It was a folksy way of telling the truth, for once.
What do we want for our future, friends? What do we hope for this country to be? We have an opening (or ope-nin’, as the case may be), and we have no excuse for sitting around moping.
How many times do we say we wish our lives were different, wish we weren’t so helpess to change, contemplate giving something up or taking something on but end up back on the couch or at the desk or on the job simply doing our daily lives?
Things are different, and they can be even more different. I take courage from the results, but I know that the hard work, as our President likes to put it, is only beginning. We don’t get to flee the other party; we have to co-operate with them. We don’t get to send them on a boat to Corta Rico or get on a bus to Canada ourselves; we have to live with them.
In families, in churches, in civic groups, there are so often two ways of thinking about what is the best course to follow, the best program to undertake, the best way to simply be. One group or one person will out-wait another, hoping for the opportunity to change things completely.
It doesn’t happen that way, friends, not most of the time. If we swing too far one way, the other side is waiting for the pendulum to swing back and hit us in that part we may wish were less of a target.

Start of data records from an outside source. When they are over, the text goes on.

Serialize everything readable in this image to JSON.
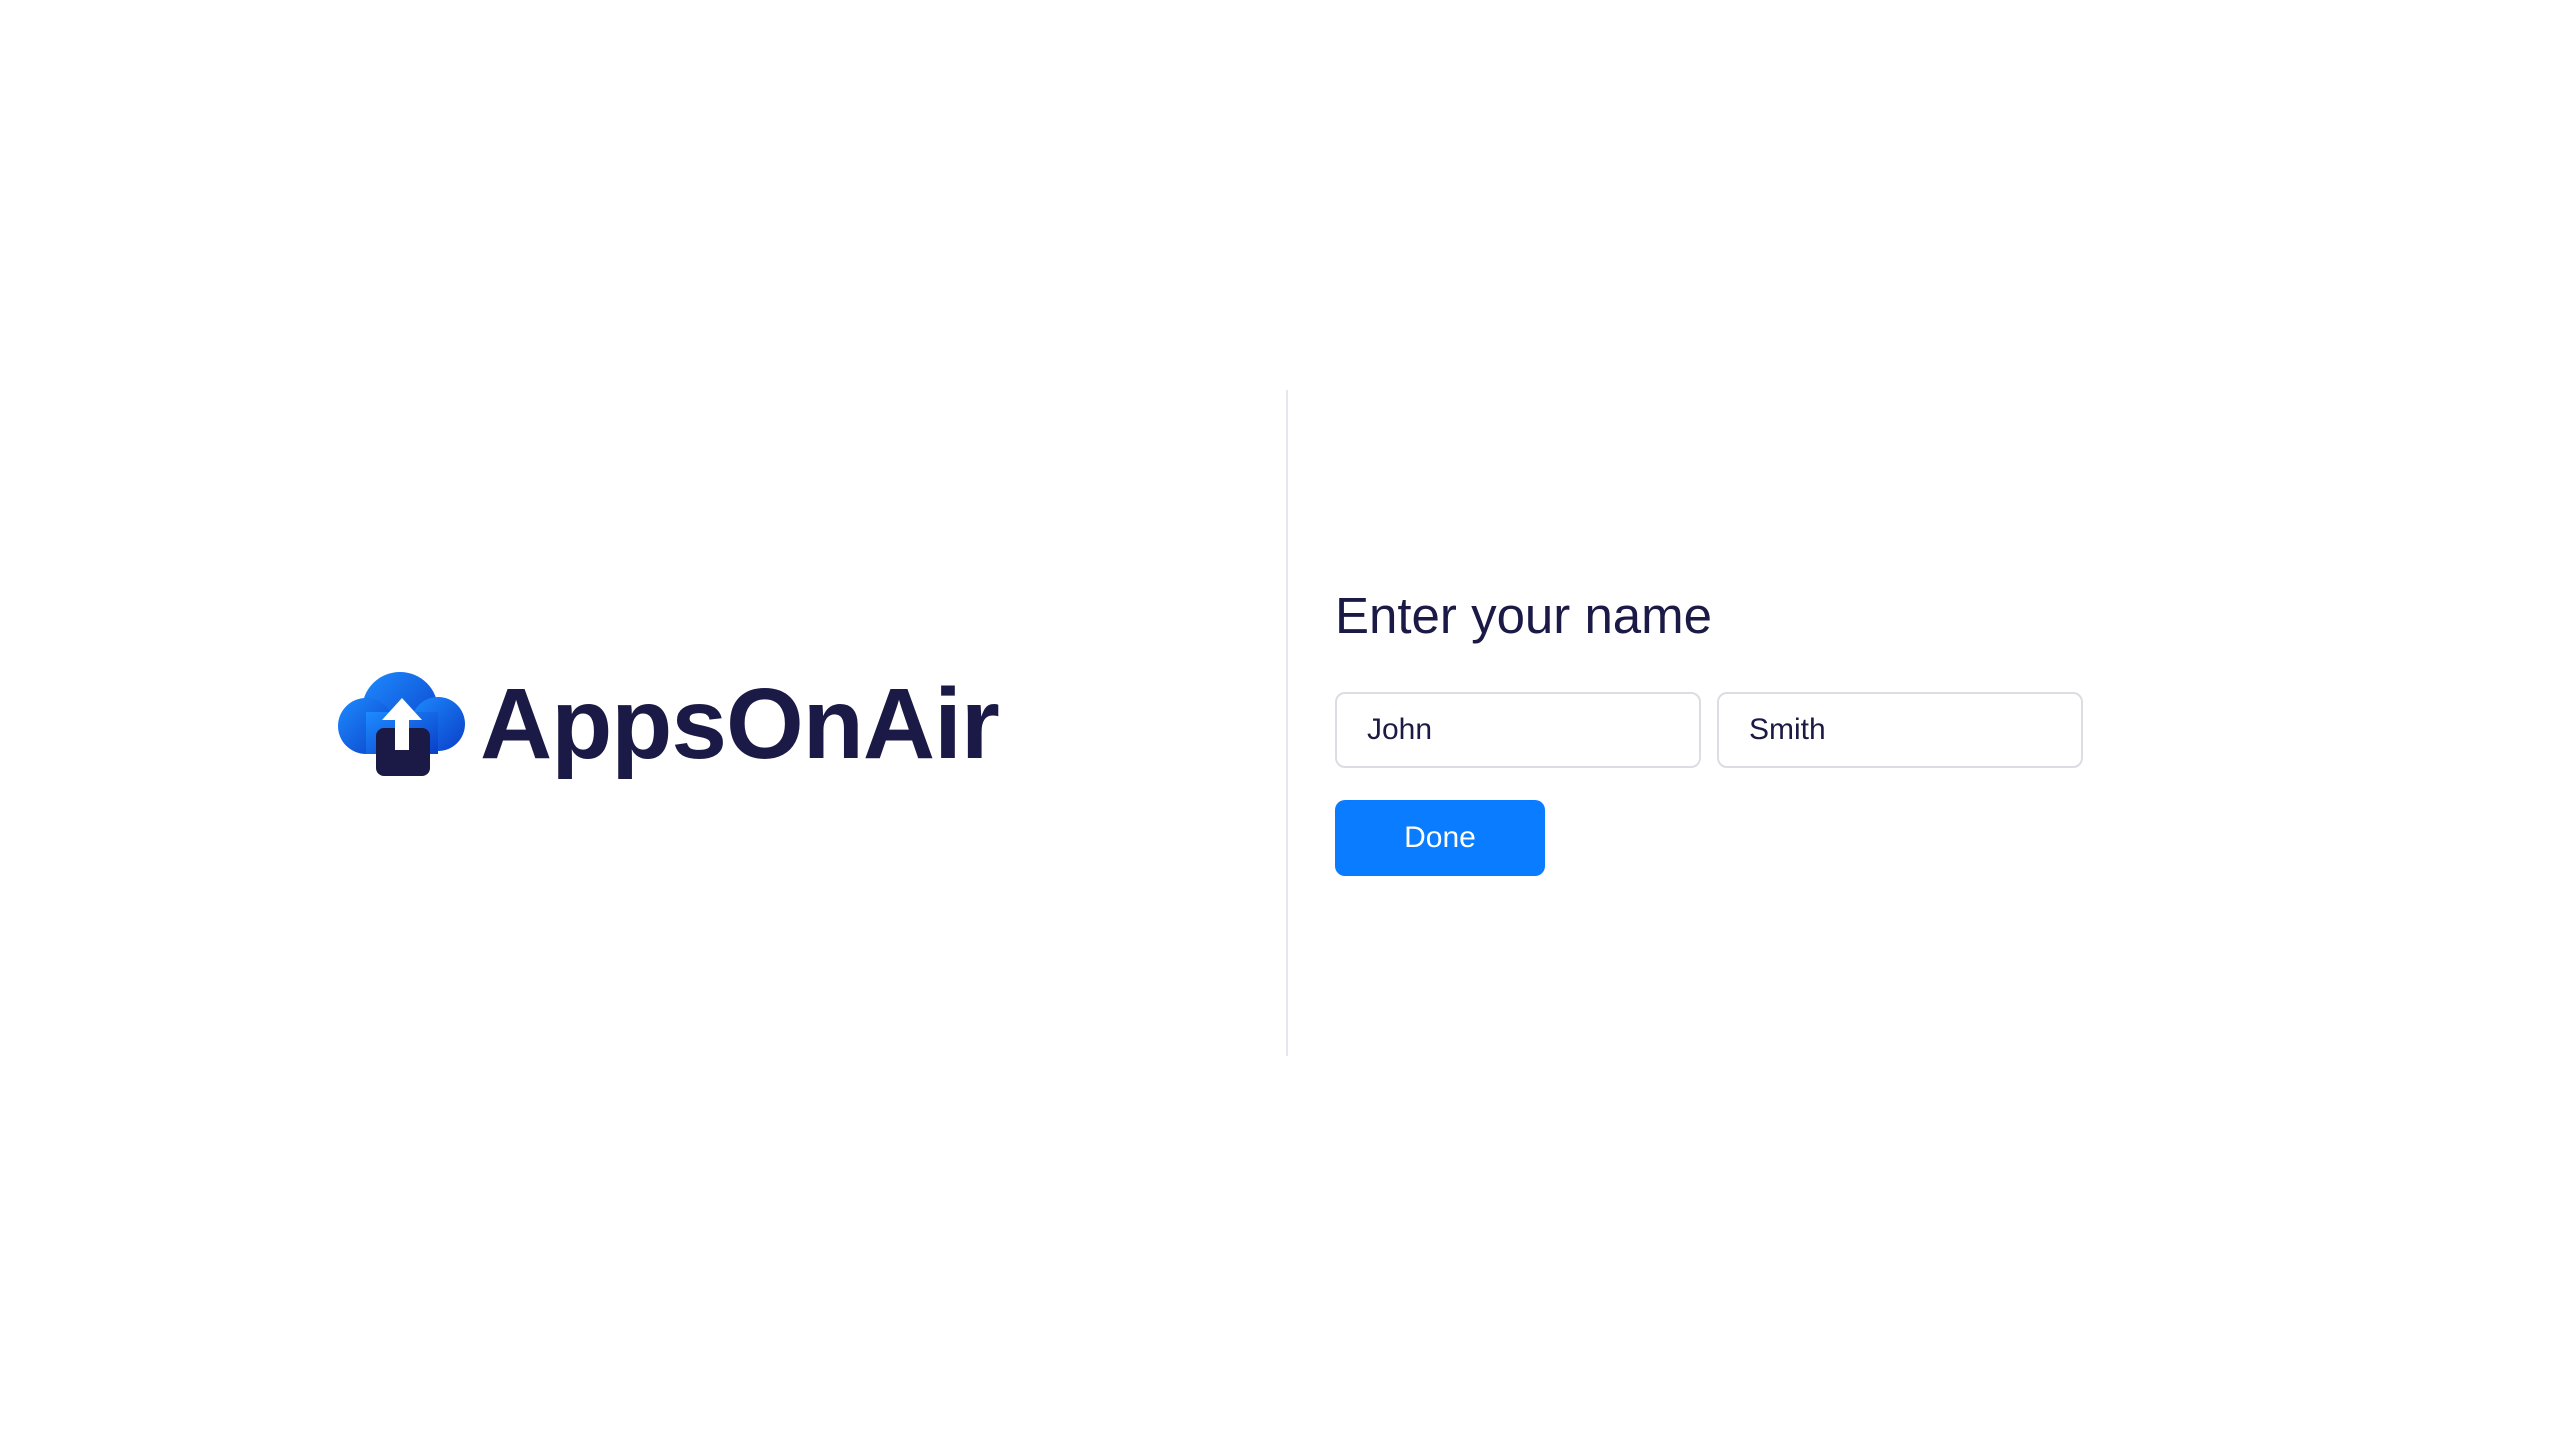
{
  "brand": {
    "name": "AppsOnAir",
    "logo_icon": "cloud-upload-icon",
    "colors": {
      "text": "#1b1a46",
      "cloud_light": "#1e8bff",
      "cloud_dark": "#0a3fc7",
      "box": "#1b1a46"
    }
  },
  "form": {
    "title": "Enter your name",
    "first_name": {
      "value": "John",
      "placeholder": ""
    },
    "last_name": {
      "value": "Smith",
      "placeholder": ""
    },
    "submit_label": "Done",
    "accent_color": "#0a7cff"
  }
}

Whether it’s Democrats and Republicans, or developers and preservationists, or Young Turks and Olde Guarde, or husbands and wives, or parents and children, we don’t make real change until we actually face each other and talk about our differences, hear each other’s words, really hear them, even when the other’s way of thinking makes our ears bleed and our brains hurt.
It’s hard work. It’s harder than business. It’s harder than politics. It’s harder than war. But it holds the possibility of transformation.